5. That any health carrier providing individual or group health insurance coverage shall report to the State Corporation Commission's Bureau of Insurance no later than September 1 of each year the number and identity of health care providers in the health carrier's network of emergency services providers whose participation in the network was terminated by either the health carrier or the health care provider in the previous year and, if applicable, whether participation was subsequently reinstated in the same year. For any terminated health care providers identified by the health carrier in such report, the health carrier shall include (i) a description of the health care provider's or health carrier's stated reason for terminating participation and (ii) a description of the nature and extent of differences in payment levels for emergency services prior to termination and after reinstatement, if applicable, including a determination of whether such payment levels after reinstatement were higher or lower than those applied prior to termination.

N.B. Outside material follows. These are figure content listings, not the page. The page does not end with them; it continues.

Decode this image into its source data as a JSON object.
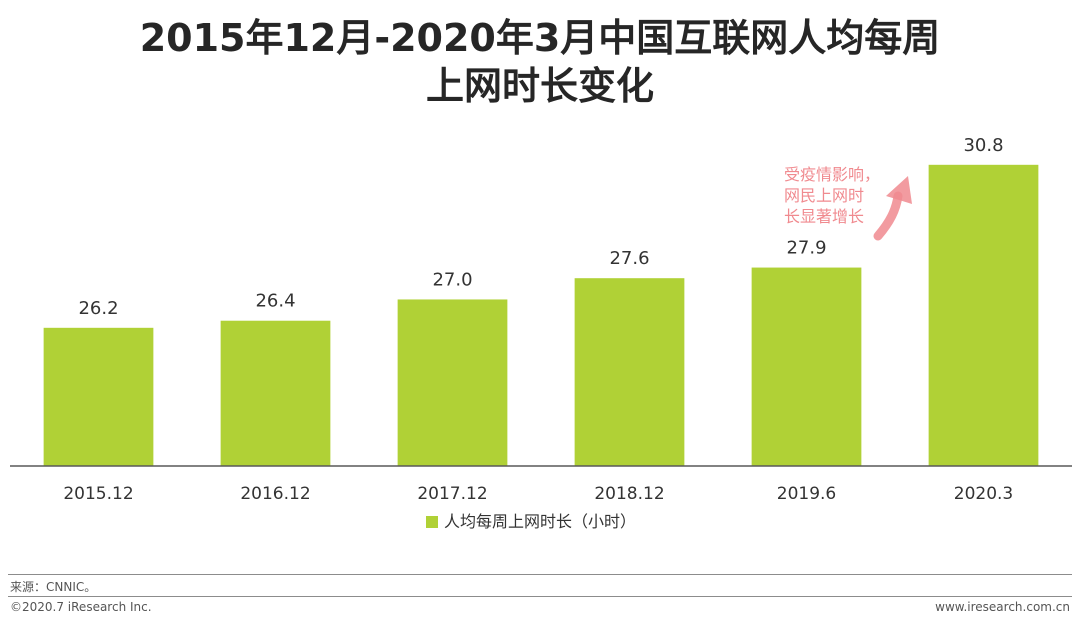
{
  "title_lines": [
    "2015年12月-2020年3月中国互联网人均每周",
    "上网时长变化"
  ],
  "chart_data": {
    "type": "bar",
    "categories": [
      "2015.12",
      "2016.12",
      "2017.12",
      "2018.12",
      "2019.6",
      "2020.3"
    ],
    "series": [
      {
        "name": "人均每周上网时长（小时）",
        "values": [
          26.2,
          26.4,
          27.0,
          27.6,
          27.9,
          30.8
        ]
      }
    ],
    "data_labels": [
      "26.2",
      "26.4",
      "27.0",
      "27.6",
      "27.9",
      "30.8"
    ],
    "ylim": [
      22.3,
      31.5
    ],
    "legend_position": "bottom-center",
    "grid": false,
    "colors": {
      "bar": "#b0d136",
      "annotation": "#f08a8f"
    },
    "annotation": {
      "lines": [
        "受疫情影响，",
        "网民上网时",
        "长显著增长"
      ],
      "points_to": "2020.3"
    }
  },
  "footer": {
    "source": "来源：CNNIC。",
    "copyright": "©2020.7 iResearch Inc.",
    "website": "www.iresearch.com.cn"
  }
}
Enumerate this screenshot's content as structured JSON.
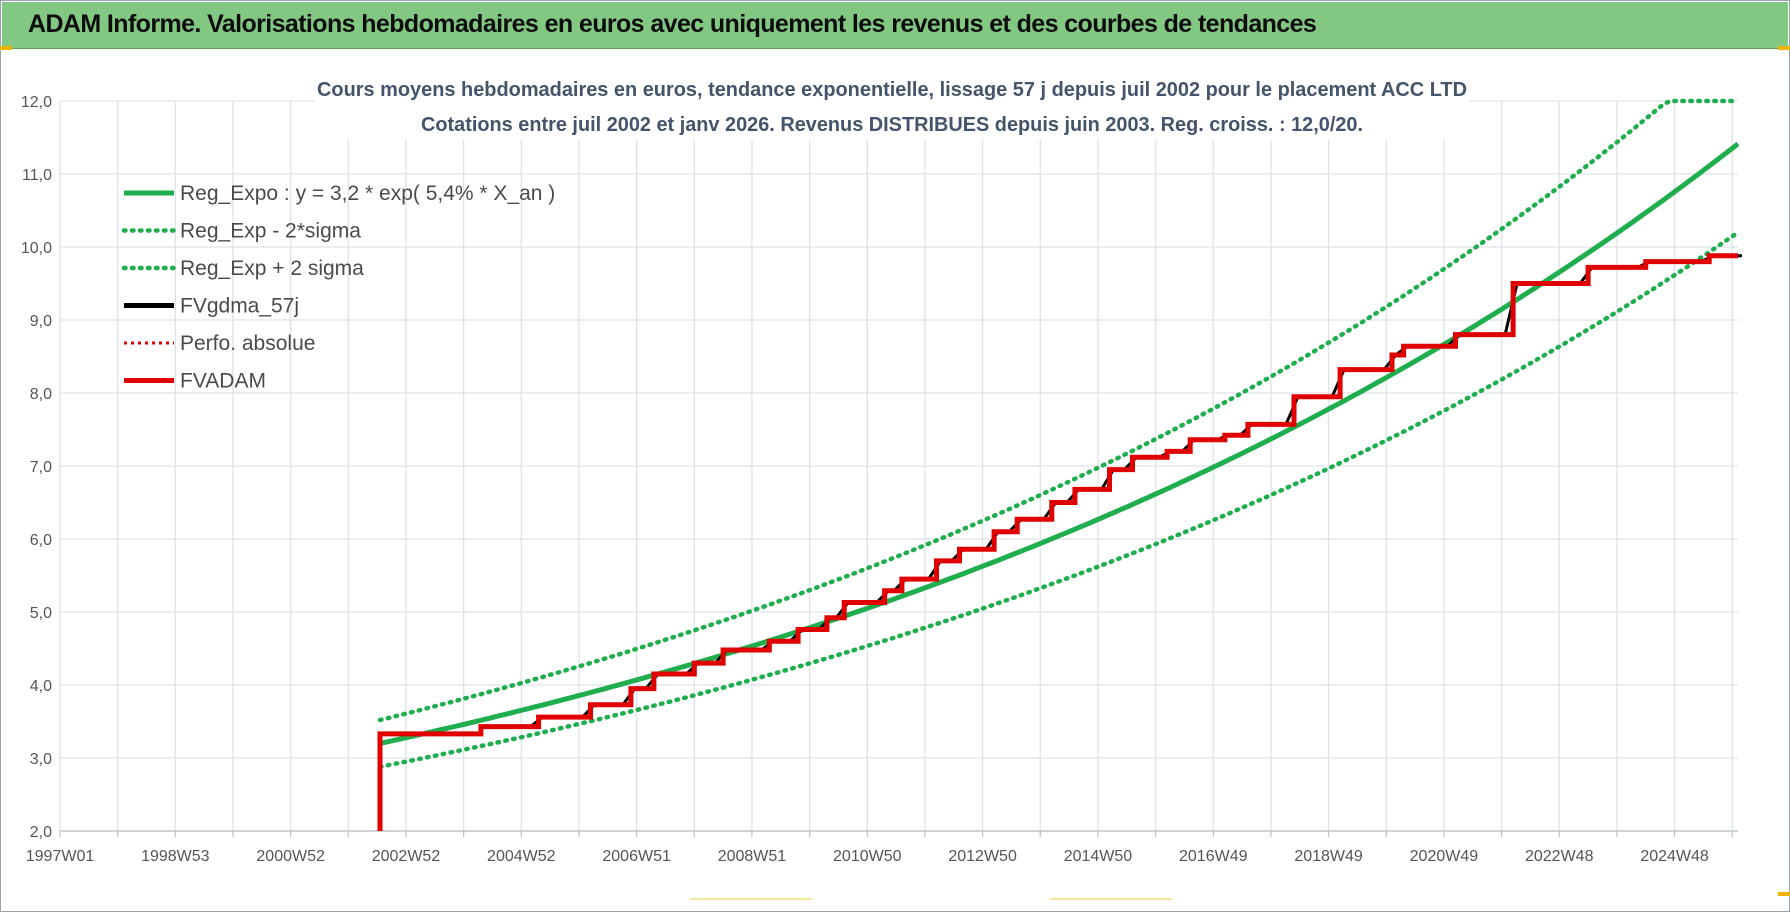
{
  "banner": {
    "title": "ADAM Informe. Valorisations hebdomadaires en euros avec uniquement les revenus et des courbes de tendances"
  },
  "chart_data": {
    "type": "line",
    "title_line1": "Cours moyens hebdomadaires en euros, tendance exponentielle, lissage 57 j depuis juil 2002 pour le placement ACC LTD",
    "title_line2": "Cotations entre juil 2002 et janv 2026. Revenus DISTRIBUES depuis juin 2003. Reg. croiss. : 12,0/20.",
    "xlabel": "",
    "ylabel": "",
    "ylim": [
      2.0,
      12.0
    ],
    "yticks": [
      "2,0",
      "3,0",
      "4,0",
      "5,0",
      "6,0",
      "7,0",
      "8,0",
      "9,0",
      "10,0",
      "11,0",
      "12,0"
    ],
    "x_range_years": [
      1997.0,
      2026.1
    ],
    "xticks": [
      {
        "label": "1997W01",
        "year": 1997.0
      },
      {
        "label": "1998W53",
        "year": 1999.0
      },
      {
        "label": "2000W52",
        "year": 2001.0
      },
      {
        "label": "2002W52",
        "year": 2003.0
      },
      {
        "label": "2004W52",
        "year": 2005.0
      },
      {
        "label": "2006W51",
        "year": 2007.0
      },
      {
        "label": "2008W51",
        "year": 2009.0
      },
      {
        "label": "2010W50",
        "year": 2011.0
      },
      {
        "label": "2012W50",
        "year": 2013.0
      },
      {
        "label": "2014W50",
        "year": 2015.0
      },
      {
        "label": "2016W49",
        "year": 2017.0
      },
      {
        "label": "2018W49",
        "year": 2019.0
      },
      {
        "label": "2020W49",
        "year": 2021.0
      },
      {
        "label": "2022W48",
        "year": 2023.0
      },
      {
        "label": "2024W48",
        "year": 2025.0
      }
    ],
    "grid": true,
    "legend_position": "top-left",
    "legend": [
      {
        "label": "Reg_Expo : y = 3,2 * exp( 5,4% *  X_an )",
        "color": "#1fae4e",
        "style": "solid"
      },
      {
        "label": "Reg_Exp - 2*sigma",
        "color": "#1fae4e",
        "style": "dotted"
      },
      {
        "label": "Reg_Exp + 2 sigma",
        "color": "#1fae4e",
        "style": "dotted"
      },
      {
        "label": "FVgdma_57j",
        "color": "#000000",
        "style": "solid"
      },
      {
        "label": "Perfo. absolue",
        "color": "#e00000",
        "style": "dotted"
      },
      {
        "label": "FVADAM",
        "color": "#e00000",
        "style": "solid"
      }
    ],
    "trend": {
      "a": 3.2,
      "rate": 0.054,
      "start_year": 2002.55,
      "end_year": 2026.1,
      "ymax_cap": 12.0
    },
    "sigma_bands": [
      {
        "name": "Reg_Exp - 2*sigma",
        "start_value": 2.88,
        "end_value": 10.2
      },
      {
        "name": "Reg_Exp + 2 sigma",
        "start_value": 3.52,
        "end_value": 12.0
      }
    ],
    "fvadam_steps": [
      {
        "x": 2002.55,
        "y": 2.0
      },
      {
        "x": 2002.55,
        "y": 3.33
      },
      {
        "x": 2004.3,
        "y": 3.43
      },
      {
        "x": 2005.3,
        "y": 3.56
      },
      {
        "x": 2006.2,
        "y": 3.73
      },
      {
        "x": 2006.9,
        "y": 3.95
      },
      {
        "x": 2007.3,
        "y": 4.15
      },
      {
        "x": 2008.0,
        "y": 4.3
      },
      {
        "x": 2008.5,
        "y": 4.48
      },
      {
        "x": 2009.3,
        "y": 4.6
      },
      {
        "x": 2009.8,
        "y": 4.76
      },
      {
        "x": 2010.3,
        "y": 4.92
      },
      {
        "x": 2010.6,
        "y": 5.13
      },
      {
        "x": 2011.3,
        "y": 5.29
      },
      {
        "x": 2011.6,
        "y": 5.45
      },
      {
        "x": 2012.2,
        "y": 5.7
      },
      {
        "x": 2012.6,
        "y": 5.86
      },
      {
        "x": 2013.2,
        "y": 6.1
      },
      {
        "x": 2013.6,
        "y": 6.27
      },
      {
        "x": 2014.2,
        "y": 6.5
      },
      {
        "x": 2014.6,
        "y": 6.68
      },
      {
        "x": 2015.2,
        "y": 6.95
      },
      {
        "x": 2015.6,
        "y": 7.12
      },
      {
        "x": 2016.2,
        "y": 7.2
      },
      {
        "x": 2016.6,
        "y": 7.36
      },
      {
        "x": 2017.2,
        "y": 7.42
      },
      {
        "x": 2017.6,
        "y": 7.57
      },
      {
        "x": 2018.4,
        "y": 7.95
      },
      {
        "x": 2019.2,
        "y": 8.32
      },
      {
        "x": 2020.1,
        "y": 8.52
      },
      {
        "x": 2020.3,
        "y": 8.64
      },
      {
        "x": 2021.2,
        "y": 8.8
      },
      {
        "x": 2022.2,
        "y": 9.5
      },
      {
        "x": 2023.5,
        "y": 9.72
      },
      {
        "x": 2024.5,
        "y": 9.8
      },
      {
        "x": 2025.6,
        "y": 9.88
      },
      {
        "x": 2026.1,
        "y": 9.88
      }
    ],
    "colors": {
      "trend": "#1fae4e",
      "fvadam": "#e00000",
      "fvgdma": "#000000",
      "grid": "#dde3e8",
      "axis_text": "#555555",
      "title_text": "#44546a"
    }
  }
}
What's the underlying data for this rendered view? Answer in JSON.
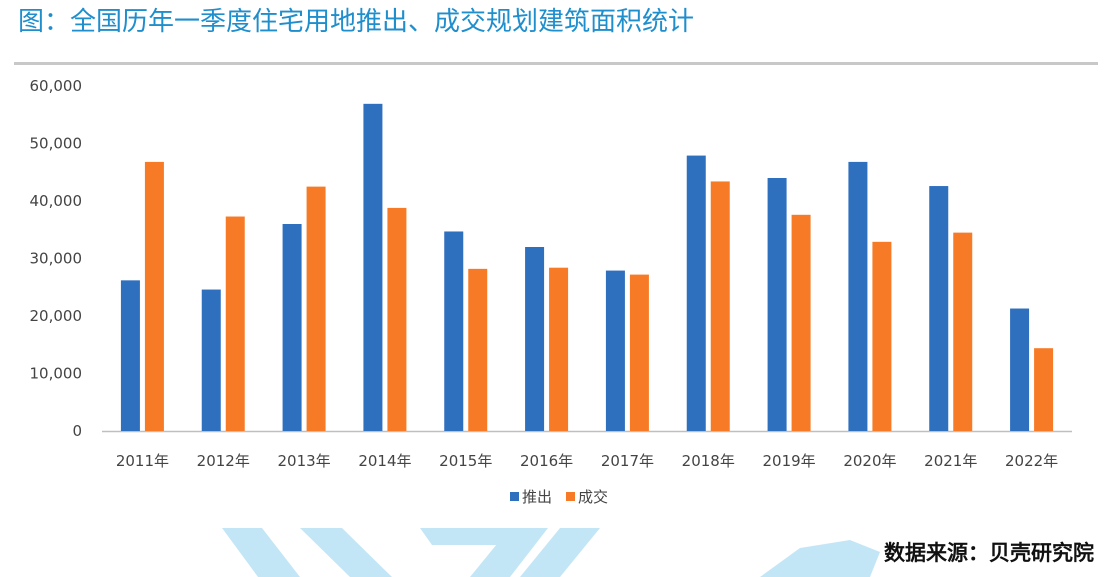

6. That the State Corporation Commission's Bureau of Insurance (the Bureau) shall notify the Chairmen of the House Committee on Labor and Commerce and the Senate Committee on Commerce and Labor of the information reported to the Bureau pursuant to the third, fourth, and fifth enactments of this act and other information specified in this enactment no later than December 1 of each year. Such notice shall include (i) the number of out-of-network claims for emergency services paid pursuant to subdivision A 4 of § 38.2-3445 of the Code of Virginia, as amended by this act, for the previous fiscal year; (ii) the number of out-of-network claims for services provided at in-network facilities paid pursuant to § 38.2-3445.01 of the Code of Virginia, as created by this act; (iii) the number and identity of health care providers in the health carrier's network of emergency services providers whose participation in the network was terminated by the health carrier or the health care provider in the previous year and whether participation was subsequently reinstated in the same year; (iv) a summary of the stated reasons for terminating participation; (v) a summary of the nature and extent of differences in payment levels prior to termination and after reinstatement, if applicable, including a determination of whether such payment levels after reinstatement were higher or lower than those applied prior to termination; (vi) an assessment by the Bureau of the potential impact of any changes in network participation or payment levels for emergency services on health insurance premiums in the time period to which the report applies; and (vii) the number and type of claims resolved by arbitration and figures on the disposition of those arbitrations, including in which party's favor the dispute was resolved, and information on the variation between the initial payment and final settlement amounts.